Это моя исповедь, мистер Веркюэль. В это утро я исповедуюсь так полно, как только могу. Я ничего не утаила. Я признаю, что была хорошим человеком. И продолжаю им быть. Но, как видно, пришли времена; когда недостаточно быть хорошим.
Чего я не рассчитала, так это что с меня могут потребовать больше, чем просто быть хорошей. Поскольку хороших людей в этой стране и так достаточно – хороших или почти хороших. А нынешнее время требует совсем другого. Оно требует героизма. Это слово, когда я его произношу, кажется в моих устах неуместным. Сомневаюсь, чтоб я его вообще употребляла, даже когда читала лекции. Почему? Быть может, из уважения. Быть может, от стыда. Так опускаешь глаза перед голым человеком. Должно быть, в лекции я употребила бы вместо него слова героическое поведение. Герой и его героическое поведение. Герой, обнаженная античная статуя. Веркюэль издал глубокий стон. Я нагнулась над ним, но видна была только небритая щека и волосатое ухо. «Мистер Веркюэль», – шепнула я. Он не шелохнулся. Спит? Притворился, что спит? С какого момента он перестал слушать? Слышал ли, что я сказала о героизме? О честности и стыде? Теряет ли силу исповедь, если она не услышана? Слышишь ли меня ты, или я и тебя усыпила?
Я отошла в кусты. Кругом пели птицы. Кто бы мог подумать, что на городских окраинах столько птиц! Словно в Аркадии. Неудивительно, что Веркюэль и его друзья предпочитают жить на свежем воздухе. Зачем еще нужна крыша, кроме как для защиты от дождя? Веркюэль и его товарищи.
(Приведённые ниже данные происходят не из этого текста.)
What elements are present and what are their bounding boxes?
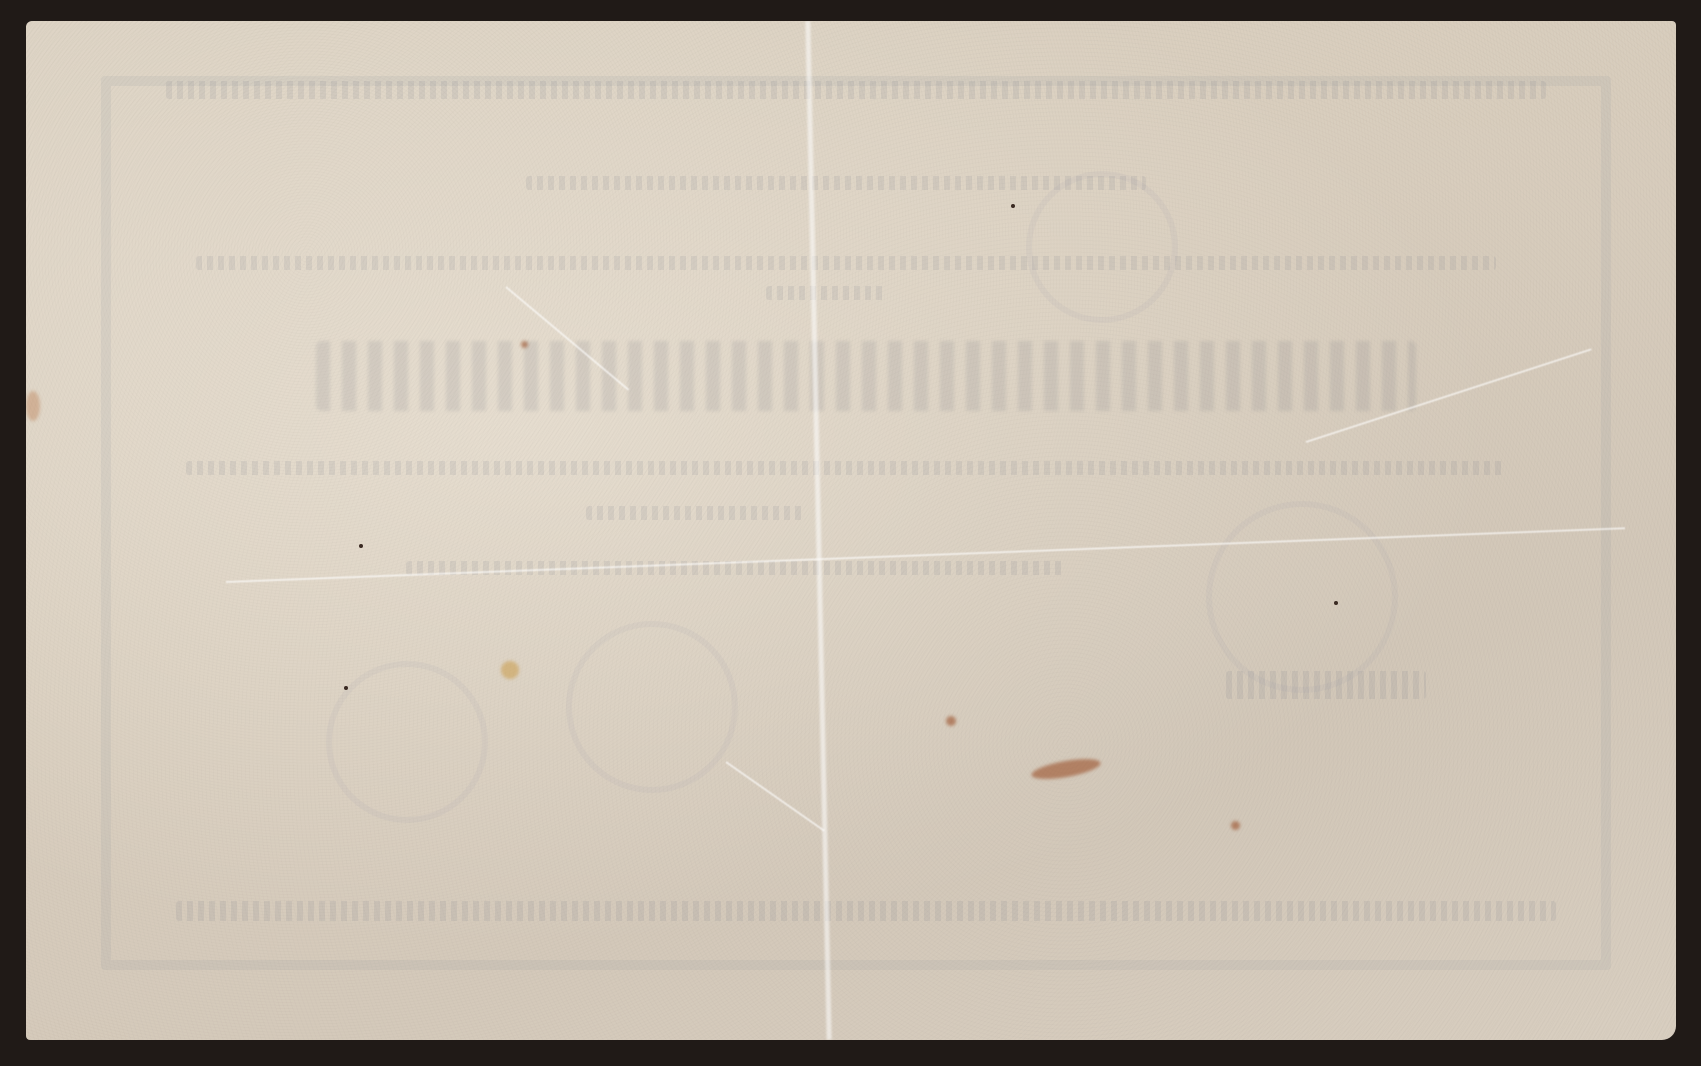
ghost-rosette [566, 621, 738, 793]
ghost-text-line [186, 461, 1506, 475]
ghost-text-line [176, 901, 1556, 921]
dirt-speck [1011, 204, 1015, 208]
ghost-rosette [326, 661, 488, 823]
rust-stain [521, 341, 528, 348]
rust-stain [1231, 821, 1240, 830]
ghost-text-line [196, 256, 1496, 270]
ghost-denomination-title [316, 341, 1416, 411]
rust-stain [946, 716, 956, 726]
dirt-speck [359, 544, 363, 548]
dirt-speck [344, 686, 348, 690]
ghost-border-frame [101, 76, 1611, 970]
rust-stain [501, 661, 519, 679]
banknote-reverse [26, 21, 1676, 1040]
ghost-text-line [166, 81, 1546, 99]
rust-stain [26, 391, 40, 421]
ghost-text-line [586, 506, 806, 520]
ghost-text-line [766, 286, 886, 300]
dirt-speck [1334, 601, 1338, 605]
ghost-rosette [1206, 501, 1398, 693]
ghost-rosette [1026, 171, 1178, 323]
Я снова легла рядом с ним; ноги у меня замерзли и были в грязи. Уже совсем рассвело. На нашей сплющенной коробке посреди пустыря мы, наверное, видны были с дороги. Таковы мы, должно быть, перед лицом ангелов: люди, живущие в стеклянных домах; ни одно наше действие не скрыто. Наши сердца тоже обнажены в стеклянной грудной клетке. Птичье пение лилось на меня, словно дождь.
– Сегодня утром я совсем хорошо себя чувствую, – сказала я. – Но лучше нам вернуться домой. Хорошее самочувствие обычно означает, что скоро мне станет хуже.
Веркюэль сел, снял шляпу, почесал голову длинными грязными ногтями. Пес прибежал откуда-то и поднял суету вокруг нас. Веркюэль сложил кусок картона и спрятал его в кустах.
– Вы знаете, что мне удалили грудь? – вдруг ни с того ни с сего сказала я.
Он замялся, ему как будто стало не по себе.
– Разумеется, я об этом сожалею. Сожалею, что теперь я меченая. Как будто пытаешься продать мебель с царапиной или прожженную. Это совсем хороший стул, говоришь ты, но покупателя на него не находится. Люди не любят меченые предметы. Я говорю о своей жизни. Может быть, она и не так хороша, но все-таки это жизнь, а не полужизнь. Я думала ее продать или просто отдать, чтобы честь была спасена. Но кому она нужна в таком состоянии? Все равно что пытаться потратить драхму. Вполне хорошая монета, но только где– то в другом месте, не здесь. Здесь она подозрительно выделяется. Но я еще не совсем отчаялась. Я все еще продолжаю искать, что бы с ней сделать. У вас есть какие-нибудь предложения?
Веркюэль надел шляпу, натянул ее поглубже, сперва на лоб, потом на затылок.
– Я с удовольствием куплю вам новую шляпу, – сказала я.
Он улыбнулся. Я взяла его под руку, и мы не спеша направились по Вреде-стрит.
– Хочу рассказать вам, что мне приснилось, – сказала я. – Человек, который мне снился, был без шляпы, но мне кажется, это были вы. У него были длинные масленые волосы, зачесанные назад. – Длинные и масленые, а также грязные; они лежали у него на спине противными крысиными хвостами, но этого я не сказала.
– Мы были с ним на берегу моря. Он учил меня плавать. Держал меня за руки и тянул за собой, а я только лежала на воде и перебирала ногами. На мне был трикотажный купальный костюм, какие носили в наши дни, цвета морской волны. Я была ребенком. Впрочем, во сне мы всегда дети. Он тянул меня за собой, уходя спиной в море, и смотрел мне прямо в глаза. Глаза были совсем как у вас. Волн не было, только легкая сверкающая рябь. На самом деле вода была тоже маслянистая. Когда его тело погружалось в нее, на нем оставалась блестящая пленка. Про себя я подумала: сардины в масле; я маленькая сардинка; он уводит меня в масло. Я хотела сказать: «Повернем обратно», но боялась открыть рот, чтобы масло не попало мне в легкие. Утонуть в масле – на это у меня не хватило бы мужества.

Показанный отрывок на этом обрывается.